The vast majority of older people wish to remain living in their own homes. Furthermore, institutional care is costly. Consequently there are social and economic imperatives to prevent ill health and disability in older people and enable them to remain in their own homes as long as possible. Home visiting and home-based support are interventions that may be used to these ends.

Previous reviews of the effectiveness of home visiting programmes for older people appear to have produced inconsistent and conflicting results. This synthesis has critically appraised all reviews related to home visiting to determine consistent findings.

Findings

There is consistent evidence that home visits could reduce mortality and nursing home admissions. There is some evidence that the reduction in mortality may be greater among the younger elderly, and that nursing home admissions may be reduced to a greater extent with a greater number of visits. Home visiting has not been shown to reduce functional decline, except amongst those with a low mortality rate and in programmes providing multidimensional geriatric assessment and follow up. Home visiting programmes have the potential to be cost-effective due to their low cost compared to long-term institutional care.

Policy considerations

Evidence shows that home visits can reduce mortality and nursing home admissions in some groups of older people. Characteristics of effective home-visiting programmes include multidimensional assessment, many follow-up visits and targeting people at lower risk of death.

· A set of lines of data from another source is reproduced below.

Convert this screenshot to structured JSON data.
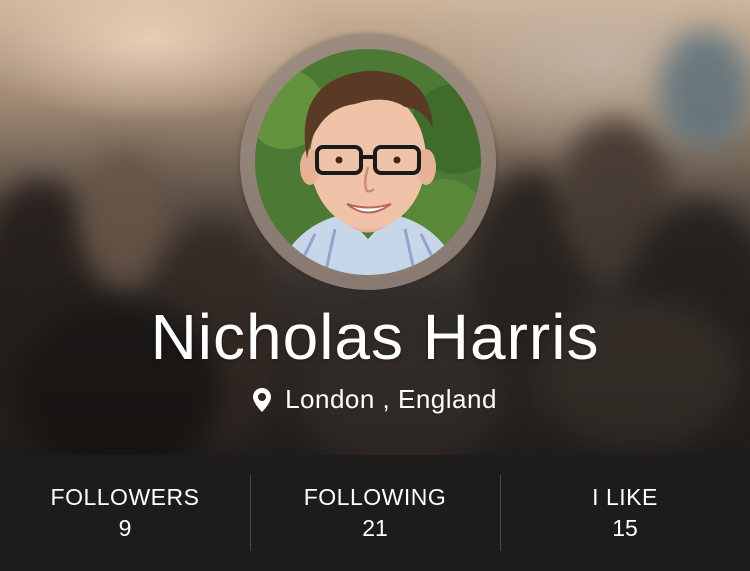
{
  "profile": {
    "name": "Nicholas Harris",
    "location": "London , England",
    "location_icon": "map-pin-icon"
  },
  "stats": [
    {
      "label": "FOLLOWERS",
      "value": "9"
    },
    {
      "label": "FOLLOWING",
      "value": "21"
    },
    {
      "label": "I LIKE",
      "value": "15"
    }
  ],
  "colors": {
    "stats_background": "#1c1c1c",
    "text": "#ffffff",
    "avatar_ring": "#968779"
  }
}
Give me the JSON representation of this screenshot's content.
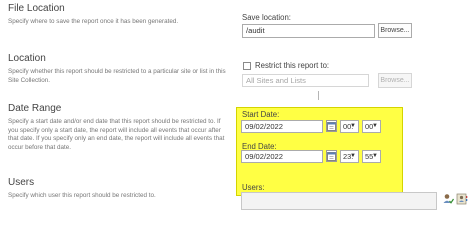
{
  "file_location": {
    "title": "File Location",
    "description": "Specify where to save the report once it has been generated.",
    "save_label": "Save location:",
    "save_value": "/audit",
    "browse_label": "Browse..."
  },
  "location": {
    "title": "Location",
    "description": "Specify whether this report should be restricted to a particular site or list in this Site Collection.",
    "restrict_label": "Restrict this report to:",
    "restrict_value": "All Sites and Lists",
    "browse_label": "Browse..."
  },
  "date_range": {
    "title": "Date Range",
    "description": "Specify a start date and/or end date that this report should be restricted to. If you specify only a start date, the report will include all events that occur after that date. If you specify only an end date, the report will include all events that occur before that date.",
    "start_label": "Start Date:",
    "start_date": "09/02/2022",
    "start_hour": "00:",
    "start_minute": "00",
    "end_label": "End Date:",
    "end_date": "09/02/2022",
    "end_hour": "23:",
    "end_minute": "55"
  },
  "users": {
    "title": "Users",
    "description": "Specify which user this report should be restricted to.",
    "users_label": "Users:",
    "users_value": ""
  },
  "icons": {
    "calendar": "calendar-icon",
    "dropdown": "chevron-down-icon",
    "check_names": "check-names-icon",
    "browse_people": "address-book-icon"
  },
  "colors": {
    "highlight": "#ffff44",
    "text": "#444444",
    "description": "#777777"
  }
}
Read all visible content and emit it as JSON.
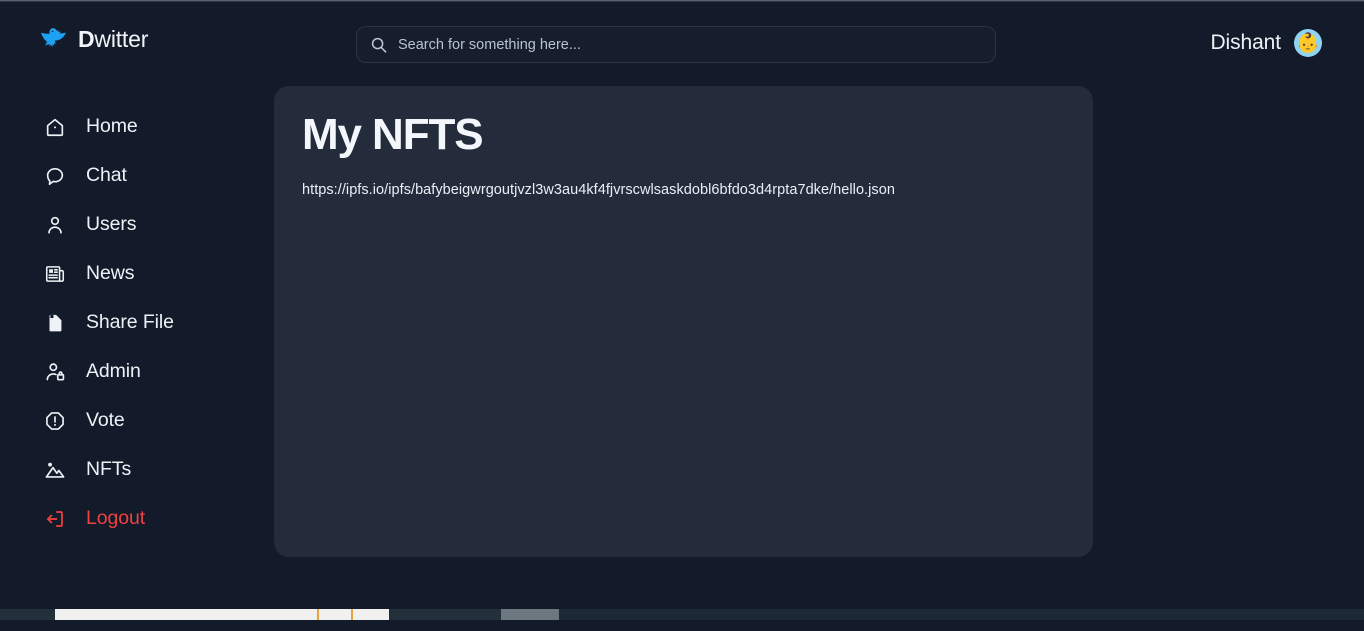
{
  "app": {
    "brand": {
      "initial": "D",
      "rest": "witter",
      "icon": "bird-icon"
    },
    "background_color": "#131a29",
    "card_color": "#242c3c",
    "accent_color": "#1da1f2",
    "danger_color": "#f04141"
  },
  "search": {
    "icon": "search-icon",
    "placeholder": "Search for something here...",
    "value": ""
  },
  "user": {
    "name": "Dishant",
    "avatar_icon": "avatar-person-icon",
    "avatar_emoji": "👶"
  },
  "sidebar": {
    "items": [
      {
        "label": "Home",
        "icon": "home-icon",
        "active": false
      },
      {
        "label": "Chat",
        "icon": "chat-bubble-icon",
        "active": false
      },
      {
        "label": "Users",
        "icon": "user-icon",
        "active": false
      },
      {
        "label": "News",
        "icon": "newspaper-icon",
        "active": false
      },
      {
        "label": "Share File",
        "icon": "document-icon",
        "active": false
      },
      {
        "label": "Admin",
        "icon": "user-lock-icon",
        "active": false
      },
      {
        "label": "Vote",
        "icon": "alert-octagon-icon",
        "active": false
      },
      {
        "label": "NFTs",
        "icon": "image-icon",
        "active": false
      },
      {
        "label": "Logout",
        "icon": "logout-icon",
        "active": false,
        "danger": true
      }
    ]
  },
  "main": {
    "title": "My NFTS",
    "nft_links": [
      "https://ipfs.io/ipfs/bafybeigwrgoutjvzl3w3au4kf4fjvrscwlsaskdobl6bfdo3d4rpta7dke/hello.json"
    ]
  }
}
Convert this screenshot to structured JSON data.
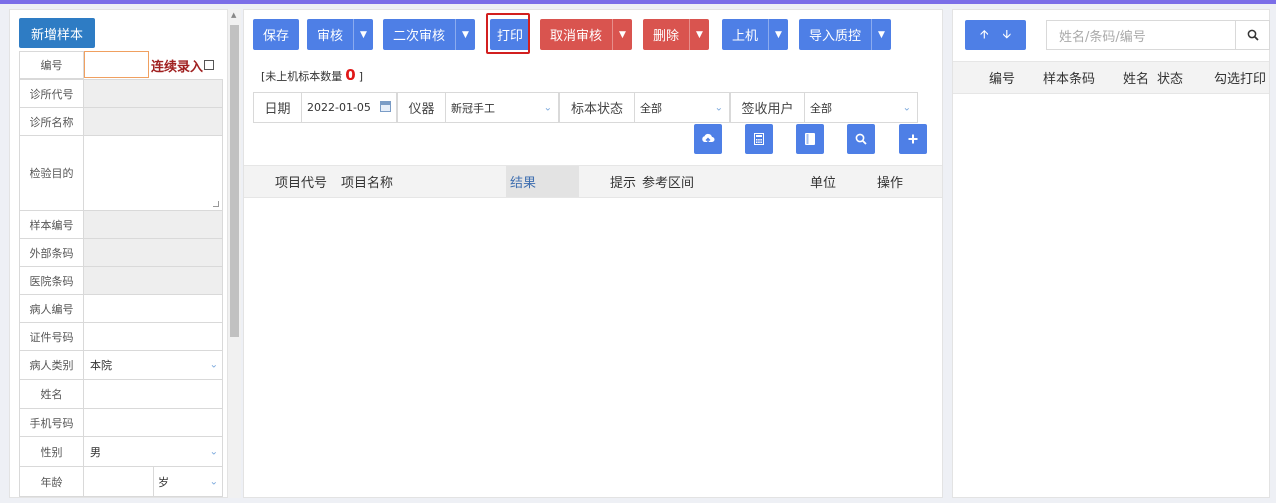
{
  "left": {
    "new_sample_label": "新增样本",
    "code_label": "编号",
    "continuous_label": "连续录入",
    "fields": [
      {
        "label": "诊所代号",
        "value": ""
      },
      {
        "label": "诊所名称",
        "value": ""
      },
      {
        "label": "检验目的",
        "value": ""
      },
      {
        "label": "样本编号",
        "value": ""
      },
      {
        "label": "外部条码",
        "value": ""
      },
      {
        "label": "医院条码",
        "value": ""
      },
      {
        "label": "病人编号",
        "value": ""
      },
      {
        "label": "证件号码",
        "value": ""
      },
      {
        "label": "病人类别",
        "value": "本院"
      },
      {
        "label": "姓名",
        "value": ""
      },
      {
        "label": "手机号码",
        "value": ""
      },
      {
        "label": "性别",
        "value": "男"
      },
      {
        "label": "年龄",
        "value": "",
        "unit": "岁"
      }
    ]
  },
  "toolbar": {
    "save": "保存",
    "audit": "审核",
    "second_audit": "二次审核",
    "print": "打印",
    "cancel_audit": "取消审核",
    "delete": "删除",
    "load": "上机",
    "import_qc": "导入质控"
  },
  "pending": {
    "prefix": "[未上机标本数量",
    "count": "0",
    "suffix": "]"
  },
  "filters": {
    "date_label": "日期",
    "date_value": "2022-01-05",
    "instrument_label": "仪器",
    "instrument_value": "新冠手工",
    "status_label": "标本状态",
    "status_value": "全部",
    "receiver_label": "签收用户",
    "receiver_value": "全部"
  },
  "icon_buttons": [
    "cloud-upload-icon",
    "calculator-icon",
    "square-icon",
    "search-icon",
    "plus-icon"
  ],
  "result_table": {
    "columns": [
      "项目代号",
      "项目名称",
      "结果",
      "提示",
      "参考区间",
      "单位",
      "操作"
    ]
  },
  "right": {
    "search_placeholder": "姓名/条码/编号",
    "columns": [
      "编号",
      "样本条码",
      "姓名",
      "状态",
      "勾选打印"
    ]
  },
  "colors": {
    "accent_blue": "#4e7fe6",
    "danger_red": "#d9544f",
    "top_bar": "#7b6ee8"
  }
}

Further research is required to determine:

  • which aspects of multifaceted interventions are responsible for beneficial effects;
  • the effectiveness of different professionals and volunteers;
  • the optimal number and duration of home visits;
  • which groups of older people are most likely to benefit from home visits;
  • the costs and benefits of a programme within the local health care system;
  • the effectiveness of home visiting programmes among less affluent populations.

This review does not provide evidence for stopping existing home-visiting programmes, but further research is required to answer the questions outlined above prior to implementing new programmes.